The late 90s to early 2000s dot com Clinton bubble drew a lot of manual labor away from their rightful places in society and into technical fields where many of them did not belong. Businesses reacted by grabbing foreigners to fill the vacancies. The bubble busted, then the former tech workers wanted their old labor jobs back to avoid long term unemployment. The rest is more recent history.

Re: Liberalism
August 22, 2012, 10:11:05 PM
Is strength in efficiency different from strength in form? I hope to disconnect utilitarianism from liberalism, as this site seems to hold them both in union.

Kudzu is fully adapted to reality, and as such grows plentifully and strong, but species on an island can adapt to changing and uncommon influences, thus producing unique types.

It seems our modern western world allows more insulation from reality, thus we see more divergence, most of which is garbage, some of which is beautiful, all of which is "random".

All the while the Kudzu argues endurance, and does so successfully as the tropical species grow and perish.

Will we demand efficiency and strength from ourselves (or other divergent beings), or can we view the weaker with aesthetics or hope?

In all, what is most effective seems to be the least liberal.
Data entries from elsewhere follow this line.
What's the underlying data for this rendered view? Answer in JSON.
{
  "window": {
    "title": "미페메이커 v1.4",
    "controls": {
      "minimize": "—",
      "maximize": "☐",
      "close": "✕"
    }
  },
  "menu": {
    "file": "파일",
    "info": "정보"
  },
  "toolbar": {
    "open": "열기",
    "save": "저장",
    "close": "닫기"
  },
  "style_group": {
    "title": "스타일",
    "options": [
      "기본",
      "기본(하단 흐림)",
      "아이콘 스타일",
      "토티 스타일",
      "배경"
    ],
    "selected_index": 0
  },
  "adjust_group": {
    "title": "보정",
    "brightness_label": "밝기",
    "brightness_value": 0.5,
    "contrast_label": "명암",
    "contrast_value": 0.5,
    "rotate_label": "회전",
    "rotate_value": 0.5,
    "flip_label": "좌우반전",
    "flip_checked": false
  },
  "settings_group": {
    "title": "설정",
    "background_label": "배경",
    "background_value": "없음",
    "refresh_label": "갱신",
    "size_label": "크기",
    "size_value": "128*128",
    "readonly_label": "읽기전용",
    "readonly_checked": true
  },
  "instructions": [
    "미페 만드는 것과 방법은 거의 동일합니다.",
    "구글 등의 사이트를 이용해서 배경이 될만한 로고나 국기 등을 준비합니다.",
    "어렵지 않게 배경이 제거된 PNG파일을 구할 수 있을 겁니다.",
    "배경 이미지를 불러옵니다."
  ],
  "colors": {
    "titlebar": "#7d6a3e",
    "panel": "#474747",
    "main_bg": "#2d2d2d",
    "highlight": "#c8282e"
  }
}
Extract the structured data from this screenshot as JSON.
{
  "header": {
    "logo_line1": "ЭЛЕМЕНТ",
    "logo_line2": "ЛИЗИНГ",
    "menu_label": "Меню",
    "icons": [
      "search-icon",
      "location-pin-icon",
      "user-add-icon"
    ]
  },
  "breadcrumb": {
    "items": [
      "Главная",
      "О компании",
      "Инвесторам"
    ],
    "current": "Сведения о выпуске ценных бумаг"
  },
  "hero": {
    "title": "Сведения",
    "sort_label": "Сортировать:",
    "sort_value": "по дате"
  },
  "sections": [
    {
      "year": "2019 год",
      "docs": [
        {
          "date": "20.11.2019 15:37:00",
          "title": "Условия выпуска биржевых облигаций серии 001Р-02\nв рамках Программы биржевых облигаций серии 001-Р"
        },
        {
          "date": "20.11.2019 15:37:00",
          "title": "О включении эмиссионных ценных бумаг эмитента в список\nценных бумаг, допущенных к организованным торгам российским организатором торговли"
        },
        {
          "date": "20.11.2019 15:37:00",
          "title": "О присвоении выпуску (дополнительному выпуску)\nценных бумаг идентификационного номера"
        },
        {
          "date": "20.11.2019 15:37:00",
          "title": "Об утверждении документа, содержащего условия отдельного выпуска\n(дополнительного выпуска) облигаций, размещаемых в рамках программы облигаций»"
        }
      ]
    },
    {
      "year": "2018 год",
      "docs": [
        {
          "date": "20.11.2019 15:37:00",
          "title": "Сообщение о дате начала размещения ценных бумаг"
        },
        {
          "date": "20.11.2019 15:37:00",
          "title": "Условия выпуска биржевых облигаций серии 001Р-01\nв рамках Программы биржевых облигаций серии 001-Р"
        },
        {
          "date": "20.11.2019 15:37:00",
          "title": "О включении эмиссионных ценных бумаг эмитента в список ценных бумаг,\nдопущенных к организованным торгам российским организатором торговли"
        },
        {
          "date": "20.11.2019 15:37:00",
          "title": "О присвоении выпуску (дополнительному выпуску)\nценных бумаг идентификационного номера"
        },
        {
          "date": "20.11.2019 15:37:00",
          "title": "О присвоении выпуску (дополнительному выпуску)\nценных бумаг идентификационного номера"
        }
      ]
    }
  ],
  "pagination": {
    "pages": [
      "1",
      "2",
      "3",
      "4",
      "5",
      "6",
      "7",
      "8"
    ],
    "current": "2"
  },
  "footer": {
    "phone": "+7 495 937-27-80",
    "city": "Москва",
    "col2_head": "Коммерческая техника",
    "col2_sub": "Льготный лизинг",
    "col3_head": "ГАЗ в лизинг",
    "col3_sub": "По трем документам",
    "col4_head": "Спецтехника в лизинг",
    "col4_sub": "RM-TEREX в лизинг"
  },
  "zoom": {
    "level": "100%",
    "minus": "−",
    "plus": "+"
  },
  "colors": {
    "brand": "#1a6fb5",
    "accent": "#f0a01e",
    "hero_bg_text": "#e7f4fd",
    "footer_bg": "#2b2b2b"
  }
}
We pretend to the former while shooting towards the latter. Reality is harsh and they cannot honestly mingle.

Perhaps it is the attitude that the weaker can have as much political voice as the stronger, and in so neutralize to a sad grey.

The question then becomes: if we can agree that those with vision can and should lead, according to what standard shall we then judge? If we allow divergence of the human experience, this form will rarely succeed without struggle. If we disallow human divergence, shall we use Traditional virtue?

What then is this traditional virtue? Certainly a neoplatonic worldview is intuitively simple for those at or above an intellectual watermark. Shall the rest be dragged along? How can we judge abuse of power, and who can levy such a claim?

I do not extend these ideas Socratically because they will have to be overcome if this sort of thinking is to flourish.

Re: Liberalism
August 23, 2012, 07:28:20 AM
Given the primacy of the Harm Principle, I can't imagine any committed liberal decoupling from the utilitarian ideal.